Looking back, I can only imagine how difficult trying to balance motherhood and run a business during the 1960s and ‘70s must have been. Like me, my Nana had 3 children: two boys and one girl. One of those kiddos was my dad. He’s probably the reason she prayed so much. I am certain that my Nana didn’t have a girl tribe. Her help came from another source.
My uncle, Cap, being a snarky teenager, once challenged my Nana to a game of pool. She not only never played, but she didn’t know how to properly hold the cue. He knew this and was looking forward to the victory and bragging rights that would result. With each shot, my grandmother would awkwardly hold the cue and say “Lord, please help me with this shot.”
Cap watched as the cue ball ricocheted around the table eventually knocking the intended target into the pocket. This continued multiple times, “Lord, please help me with this shot,” until three balls remained on the table. In between the cue ball and the eight-ball was Cap’s single remaining striped ball.
As Nana leaned forward to make her final shot, Cap smirked and said, “Even God, can’t help you with this shot.”

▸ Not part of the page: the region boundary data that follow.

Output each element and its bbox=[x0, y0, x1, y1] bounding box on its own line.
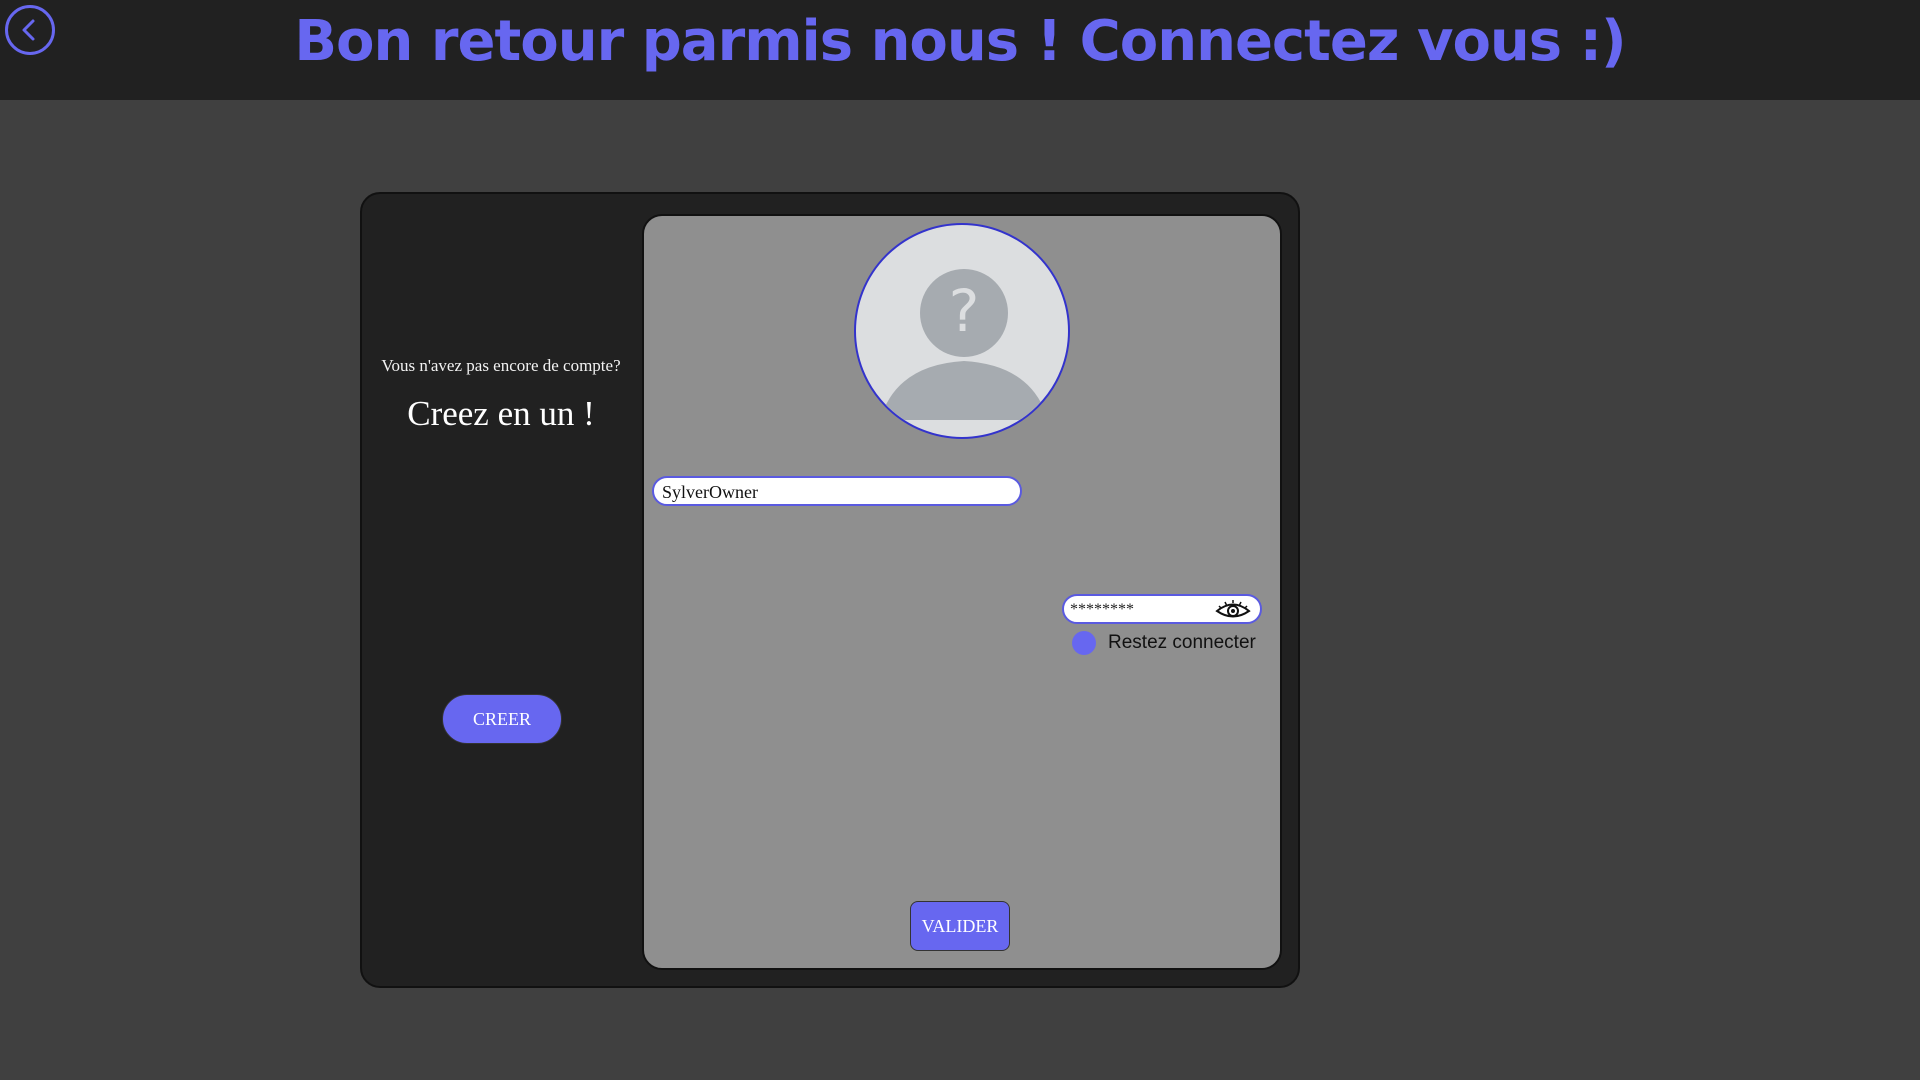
eye-icon[interactable] bbox=[1214, 599, 1252, 621]
no-account-text: Vous n'avez pas encore de compte? bbox=[381, 356, 621, 375]
remember-me-row: Restez connecter bbox=[1072, 631, 1256, 655]
create-account-heading: Creez en un ! bbox=[407, 394, 595, 433]
password-input[interactable] bbox=[1070, 598, 1210, 622]
login-form: ? Restez connecter VALIDER bbox=[642, 214, 1282, 970]
submit-button[interactable]: VALIDER bbox=[910, 901, 1010, 951]
username-input[interactable] bbox=[652, 476, 1022, 506]
question-mark-user-icon: ? bbox=[880, 269, 1048, 420]
page-title: Bon retour parmis nous ! Connectez vous … bbox=[294, 9, 1626, 74]
svg-text:?: ? bbox=[949, 277, 980, 345]
remember-me-toggle[interactable] bbox=[1072, 631, 1096, 655]
login-card: Vous n'avez pas encore de compte? Creez … bbox=[360, 192, 1300, 988]
avatar: ? bbox=[854, 223, 1070, 439]
header: Bon retour parmis nous ! Connectez vous … bbox=[0, 0, 1920, 100]
create-account-button[interactable]: CREER bbox=[442, 694, 562, 744]
password-field bbox=[1062, 594, 1262, 624]
remember-me-label: Restez connecter bbox=[1108, 632, 1256, 653]
signup-section: Vous n'avez pas encore de compte? Creez … bbox=[362, 194, 640, 986]
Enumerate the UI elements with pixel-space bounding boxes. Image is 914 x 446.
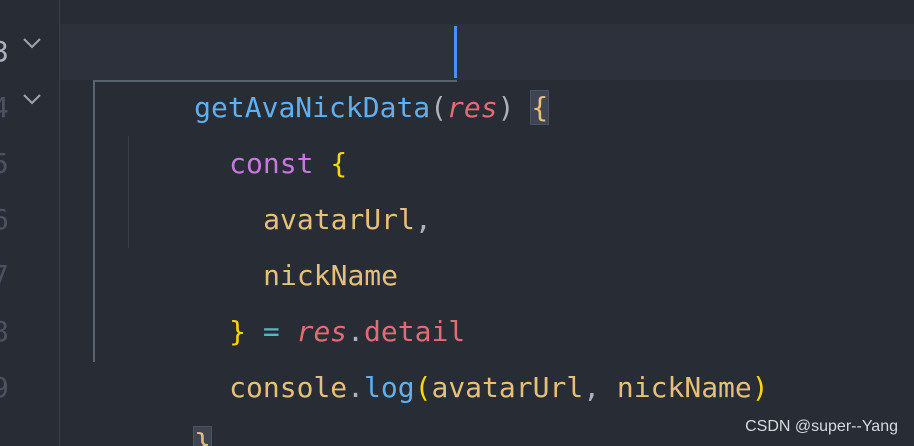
code-line-9[interactable]: },: [93, 360, 228, 446]
line-number-3: 3: [0, 35, 9, 68]
code-line-4[interactable]: const {: [128, 80, 347, 180]
code-editor[interactable]: 3 4 5 6 7 8 9 getAvaNickData(res) { cons…: [0, 0, 914, 446]
dot: .: [347, 371, 365, 404]
comma: ,: [583, 371, 601, 404]
comma: ,: [414, 203, 432, 236]
watermark: CSDN @super--Yang: [745, 418, 898, 435]
line-number-5: 5: [0, 147, 9, 180]
code-line-7[interactable]: } = res.detail: [128, 248, 465, 348]
line-number-gutter: 3 4 5 6 7 8 9: [0, 0, 60, 446]
paren: ): [751, 371, 769, 404]
code-area[interactable]: getAvaNickData(res) { const { avatarUrl,…: [60, 0, 914, 446]
code-line-8[interactable]: console.log(avatarUrl, nickName): [128, 304, 768, 404]
bracket-match: {: [530, 90, 550, 125]
paren: (: [414, 371, 432, 404]
code-line-6[interactable]: nickName: [162, 192, 398, 292]
chevron-down-icon[interactable]: [20, 31, 44, 55]
method: log: [364, 371, 415, 404]
comma: ,: [211, 427, 228, 446]
code-line-3[interactable]: getAvaNickData(res) {: [93, 24, 550, 125]
paren: (: [430, 91, 448, 124]
line-number-6: 6: [0, 203, 9, 236]
parameter: res: [447, 91, 498, 124]
line-number-9: 9: [0, 371, 9, 404]
chevron-down-icon[interactable]: [20, 87, 44, 111]
argument: avatarUrl: [431, 371, 584, 404]
argument: nickName: [616, 371, 752, 404]
line-number-7: 7: [0, 259, 9, 292]
paren: ): [497, 91, 515, 124]
code-line-5[interactable]: avatarUrl,: [162, 136, 432, 236]
text-cursor: [454, 26, 457, 78]
line-number-8: 8: [0, 315, 9, 348]
object: console: [229, 371, 348, 404]
line-number-4: 4: [0, 91, 9, 124]
bracket-match: }: [193, 426, 213, 446]
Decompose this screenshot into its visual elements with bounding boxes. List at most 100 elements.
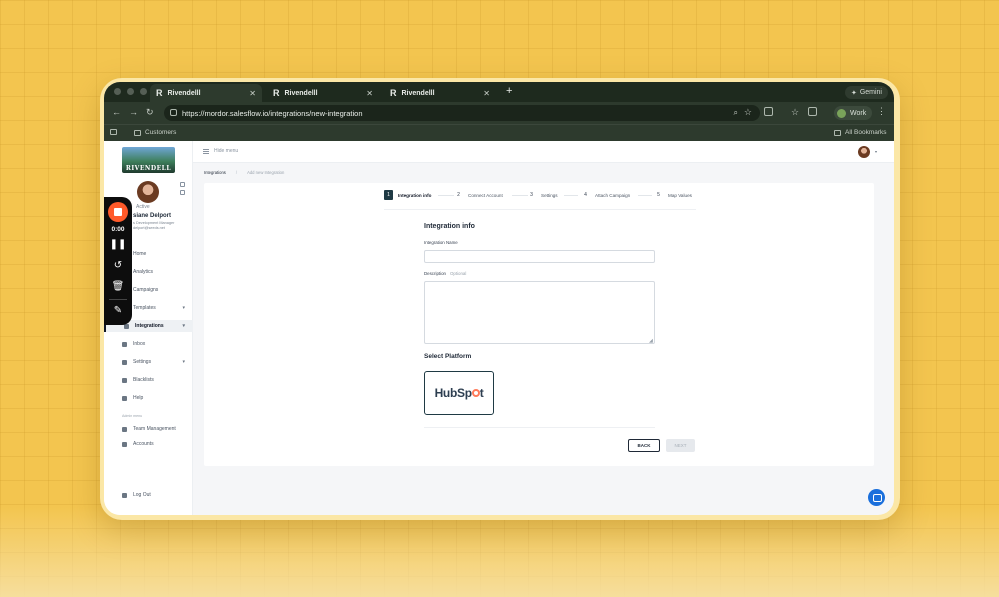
form-divider bbox=[424, 427, 655, 428]
chevron-down-icon: ▾ bbox=[182, 305, 185, 311]
description-textarea[interactable] bbox=[424, 281, 655, 344]
tab-favicon-icon: R bbox=[273, 88, 280, 98]
breadcrumb-separator: / bbox=[235, 170, 238, 175]
tab-close-icon[interactable]: ✕ bbox=[483, 89, 490, 98]
chat-support-icon[interactable] bbox=[868, 489, 885, 506]
bookmarks-bar: Customers All Bookmarks bbox=[104, 124, 894, 141]
sparkle-icon: ✦ bbox=[850, 89, 857, 97]
resize-grip-icon[interactable]: ◢ bbox=[649, 338, 653, 344]
sidebar-item-analytics[interactable]: Analytics bbox=[122, 266, 193, 278]
breadcrumb-integrations[interactable]: Integrations bbox=[204, 170, 226, 175]
all-bookmarks[interactable]: All Bookmarks bbox=[834, 129, 887, 136]
window-controls[interactable] bbox=[114, 88, 147, 95]
hide-menu-button[interactable]: Hide menu bbox=[203, 148, 238, 154]
browser-tab-3[interactable]: R Rivendelll ✕ bbox=[384, 84, 496, 102]
extensions-icon[interactable] bbox=[764, 107, 773, 116]
bookmark-star-icon[interactable]: ☆ bbox=[744, 107, 752, 118]
browser-tab-2[interactable]: R Rivendelll ✕ bbox=[267, 84, 379, 102]
sidebar-item-inbox[interactable]: Inbox bbox=[122, 338, 193, 350]
profile-button[interactable]: Work bbox=[834, 106, 873, 120]
team-icon bbox=[122, 426, 127, 432]
restart-icon[interactable]: ↺ bbox=[104, 260, 132, 271]
hubspot-platform-option[interactable]: HubSp t bbox=[424, 371, 494, 415]
step-settings[interactable]: 3 Settings bbox=[527, 190, 558, 200]
rivendell-logo[interactable]: RIVENDELL bbox=[122, 147, 175, 173]
pen-icon[interactable]: ✎ bbox=[104, 305, 132, 316]
accounts-icon bbox=[122, 441, 127, 447]
step-attach-campaign[interactable]: 4 Attach Campaign bbox=[581, 190, 630, 200]
logout-button[interactable]: Log Out bbox=[122, 489, 193, 501]
tab-title: Rivendelll bbox=[167, 89, 201, 97]
profile-avatar-icon bbox=[837, 108, 846, 118]
inbox-icon bbox=[122, 341, 127, 347]
reading-list-star-icon[interactable]: ☆ bbox=[791, 107, 799, 118]
sidebar-item-blacklists[interactable]: Blacklists bbox=[122, 374, 193, 386]
trash-icon[interactable]: 🗑 bbox=[104, 281, 132, 292]
optional-hint: Optional bbox=[449, 271, 467, 276]
site-settings-icon[interactable] bbox=[170, 109, 177, 116]
step-connect-account[interactable]: 2 Connect Account bbox=[454, 190, 503, 200]
hamburger-icon bbox=[203, 148, 209, 154]
browser-tab-1[interactable]: R Rivendelll ✕ bbox=[150, 84, 262, 102]
forward-arrow-icon[interactable]: → bbox=[129, 107, 138, 117]
step-connector bbox=[438, 195, 454, 196]
app-topbar: Hide menu ▾ bbox=[193, 141, 894, 163]
user-avatar[interactable] bbox=[137, 181, 159, 203]
hubspot-sprocket-icon bbox=[471, 389, 480, 398]
app-viewport: RIVENDELL Active siane Delport s Develop… bbox=[104, 141, 894, 515]
sidebar-item-accounts[interactable]: Accounts bbox=[122, 438, 193, 450]
gemini-button[interactable]: ✦ Gemini bbox=[844, 86, 888, 99]
back-arrow-icon[interactable]: ← bbox=[112, 107, 121, 117]
sidebar-item-campaigns[interactable]: Campaigns bbox=[122, 284, 193, 296]
sidebar-item-templates[interactable]: Templates ▾ bbox=[122, 302, 193, 314]
integration-form-card: 1 Integration info 2 Connect Account 3 S… bbox=[204, 183, 874, 466]
profile-label: Work bbox=[850, 109, 867, 117]
breadcrumb-current: Add new Integration bbox=[247, 170, 285, 175]
reload-icon[interactable]: ↻ bbox=[146, 107, 154, 118]
wizard-stepper: 1 Integration info 2 Connect Account 3 S… bbox=[384, 188, 696, 206]
browser-menu-icon[interactable]: ⋮ bbox=[877, 106, 886, 117]
chevron-down-icon: ▾ bbox=[182, 323, 185, 329]
step-connector bbox=[564, 195, 578, 196]
user-card-icon[interactable] bbox=[180, 190, 185, 195]
next-button[interactable]: NEXT bbox=[666, 439, 695, 452]
breadcrumb: Integrations / Add new Integration bbox=[204, 170, 284, 175]
address-bar[interactable]: https://mordor.salesflow.io/integrations… bbox=[164, 105, 760, 121]
blacklist-icon bbox=[122, 377, 127, 383]
apps-grid-icon[interactable] bbox=[110, 129, 117, 135]
minimize-window-icon[interactable] bbox=[127, 88, 134, 95]
zoom-icon[interactable]: ⌕ bbox=[734, 108, 738, 118]
user-settings-icon[interactable] bbox=[180, 182, 185, 187]
stop-recording-button[interactable] bbox=[108, 202, 128, 222]
tab-close-icon[interactable]: ✕ bbox=[366, 89, 373, 98]
step-map-values[interactable]: 5 Map Values bbox=[654, 190, 692, 200]
tab-bar: R Rivendelll ✕ R Rivendelll ✕ R Rivendel… bbox=[104, 82, 894, 102]
gemini-label: Gemini bbox=[859, 89, 882, 96]
folder-icon bbox=[134, 129, 141, 136]
maximize-window-icon[interactable] bbox=[140, 88, 147, 95]
integration-name-label: Integration Name bbox=[424, 240, 458, 245]
new-tab-plus-icon[interactable]: + bbox=[506, 85, 512, 97]
step-integration-info[interactable]: 1 Integration info bbox=[384, 190, 431, 200]
sidebar-item-settings[interactable]: Settings ▾ bbox=[122, 356, 193, 368]
sidebar-item-team-management[interactable]: Team Management bbox=[122, 423, 193, 435]
close-window-icon[interactable] bbox=[114, 88, 121, 95]
chevron-down-icon: ▾ bbox=[182, 359, 185, 365]
account-avatar[interactable] bbox=[858, 146, 870, 158]
bookmark-customers[interactable]: Customers bbox=[134, 129, 176, 136]
step-connector bbox=[638, 195, 652, 196]
integration-name-input[interactable] bbox=[424, 250, 655, 263]
background-fade bbox=[0, 507, 999, 597]
pause-icon[interactable]: ❚❚ bbox=[104, 239, 132, 250]
tab-close-icon[interactable]: ✕ bbox=[249, 89, 256, 98]
sidebar-item-help[interactable]: Help bbox=[122, 392, 193, 404]
user-role: s Development Manager bbox=[133, 221, 175, 225]
tab-favicon-icon: R bbox=[390, 88, 397, 98]
browser-window: R Rivendelll ✕ R Rivendelll ✕ R Rivendel… bbox=[104, 82, 894, 515]
chevron-down-icon[interactable]: ▾ bbox=[875, 149, 877, 154]
hubspot-logo: HubSp t bbox=[434, 386, 484, 400]
back-button[interactable]: BACK bbox=[628, 439, 660, 452]
sidebar-item-home[interactable]: Home bbox=[122, 248, 193, 260]
status-label: Active bbox=[136, 204, 150, 210]
side-panel-icon[interactable] bbox=[808, 107, 817, 116]
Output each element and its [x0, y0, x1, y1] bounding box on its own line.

Once again, she prayed, “Lord, help me with this shot.”
Cap relived the details of that moment, “She struck the cue ball. It hopped over my ball and hit the eight-ball. She sunk the shot. I threw down my pool cue and said, ‘I’m not going to play you both.’”
See that was the thing about my Nana. She literally walked with God every day of her life. He was her “ever-present help in times of trouble.” She withheld nothing from Him — not even a game of pool. My Nana’s grit came from God. In fact, all grit is God-given. And the last time I checked the creation story, we’re all related. Therefore, we all have the potential to channel our perseverance gene despite being confronted by significant obstacles. All we have to do is ask.
This past year, each fearless female I know had to choose to hit the grit engagement button — to have the courage and show the strength of character. Much to our surprise the more honest we were about our challenges and the more we included God in our struggles, the stronger we became. The pain became bearable because we carried the weight together. Maybe we are broads. Maybe we have to be aggressive to get the results needed by those weaker than us. Perhaps that appears apelike to some. Hear me when I say, “That’s not my problem.” We have work to do, and so do you.